Un asesinato musical (9 page)

—A veces... —comenzó, y su voz se quebró. Tragó saliva—. Me asaltan de pronto, sin previo aviso, anhelos, anhelos indefinidos... —se tocó el pecho con la punta del arco—. Y, luego —sus ojos relucían húmedos—, me pregunto por qué las cosas han salido así, en qué me habré equivocado. Y qué podría haber hecho de otra manera, si acaso; por qué la vida es así, y... Mi madre está muerta —sollozó.

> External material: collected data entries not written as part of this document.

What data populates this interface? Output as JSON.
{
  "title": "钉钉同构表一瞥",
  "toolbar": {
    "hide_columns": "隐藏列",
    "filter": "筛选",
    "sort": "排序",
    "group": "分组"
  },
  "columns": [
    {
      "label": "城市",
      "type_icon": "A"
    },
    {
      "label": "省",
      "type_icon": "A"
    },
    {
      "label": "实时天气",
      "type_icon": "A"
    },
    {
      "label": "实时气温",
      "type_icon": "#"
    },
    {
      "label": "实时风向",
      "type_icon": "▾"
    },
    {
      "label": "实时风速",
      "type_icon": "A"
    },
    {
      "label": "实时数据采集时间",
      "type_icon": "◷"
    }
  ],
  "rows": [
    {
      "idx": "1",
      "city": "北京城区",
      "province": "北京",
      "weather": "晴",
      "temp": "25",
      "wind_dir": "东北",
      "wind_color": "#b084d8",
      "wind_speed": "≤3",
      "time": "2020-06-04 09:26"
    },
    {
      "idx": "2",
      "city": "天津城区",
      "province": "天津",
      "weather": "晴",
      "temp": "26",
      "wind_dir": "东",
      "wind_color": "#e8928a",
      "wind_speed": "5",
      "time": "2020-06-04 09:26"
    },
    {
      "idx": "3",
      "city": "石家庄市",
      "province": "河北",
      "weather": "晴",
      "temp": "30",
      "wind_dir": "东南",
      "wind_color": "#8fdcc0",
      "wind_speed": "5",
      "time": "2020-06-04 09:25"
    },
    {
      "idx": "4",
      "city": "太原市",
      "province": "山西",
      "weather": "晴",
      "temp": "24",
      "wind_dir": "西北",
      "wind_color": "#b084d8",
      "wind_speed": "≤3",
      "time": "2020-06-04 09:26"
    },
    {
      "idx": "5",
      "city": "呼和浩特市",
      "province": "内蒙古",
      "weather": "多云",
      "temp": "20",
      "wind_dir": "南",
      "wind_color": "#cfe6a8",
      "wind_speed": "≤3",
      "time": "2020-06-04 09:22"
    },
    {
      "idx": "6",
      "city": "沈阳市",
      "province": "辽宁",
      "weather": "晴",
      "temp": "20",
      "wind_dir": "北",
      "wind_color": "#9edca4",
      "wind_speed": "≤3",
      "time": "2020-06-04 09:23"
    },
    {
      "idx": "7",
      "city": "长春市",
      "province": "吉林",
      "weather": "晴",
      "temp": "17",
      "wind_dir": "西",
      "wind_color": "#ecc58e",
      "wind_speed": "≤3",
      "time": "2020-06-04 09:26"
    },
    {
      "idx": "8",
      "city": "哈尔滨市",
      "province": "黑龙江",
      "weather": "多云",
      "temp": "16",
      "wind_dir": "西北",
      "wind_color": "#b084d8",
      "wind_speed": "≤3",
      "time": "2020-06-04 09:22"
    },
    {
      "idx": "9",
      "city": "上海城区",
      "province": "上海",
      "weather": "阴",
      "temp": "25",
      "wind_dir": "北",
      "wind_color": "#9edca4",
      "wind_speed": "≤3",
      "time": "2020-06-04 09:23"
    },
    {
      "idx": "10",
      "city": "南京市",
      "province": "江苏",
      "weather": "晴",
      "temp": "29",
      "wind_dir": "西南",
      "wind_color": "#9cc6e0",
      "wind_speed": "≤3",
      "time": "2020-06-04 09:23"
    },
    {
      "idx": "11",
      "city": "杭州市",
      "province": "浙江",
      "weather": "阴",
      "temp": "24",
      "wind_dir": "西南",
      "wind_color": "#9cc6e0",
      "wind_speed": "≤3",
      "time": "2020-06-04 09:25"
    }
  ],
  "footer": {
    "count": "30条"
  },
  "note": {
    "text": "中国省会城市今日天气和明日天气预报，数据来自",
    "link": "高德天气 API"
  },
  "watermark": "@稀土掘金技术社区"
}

Michael se sentó en un extremo del pequeño sofá, con la nena en brazos, mientras Ido golpeaba las barras del corralito con un bloque rojo de un juego de construcciones. Al escapársele éste de las manos, refunfuñó y, acto seguido, se agarró el pie y trató de meterse el pulgar en la boca. Nita le lanzó una mirada, reprimió un sollozo y dijo con voz ahogada:

—En realidad, lo que me gustaría sería volver a confiar —dijo y sonrió, o, más bien, estiró los labios. El hoyuelo no apareció en su cara—. Y luego me detesto. Sé que no me puedo permitir estar tan llena de anhelos y deseos, que debo canalizar todo mi ser hacia la música y que, como tú dices, soy afortunada. La mayoría de las personas no tienen mi talento. Pero no lo puedo evitar, soy adicta a esos banales deseos románticos que me consumen —la repulsión asomó a sus ojos. Los bajó—. Seguro que me desprecias —dijo abruptamente.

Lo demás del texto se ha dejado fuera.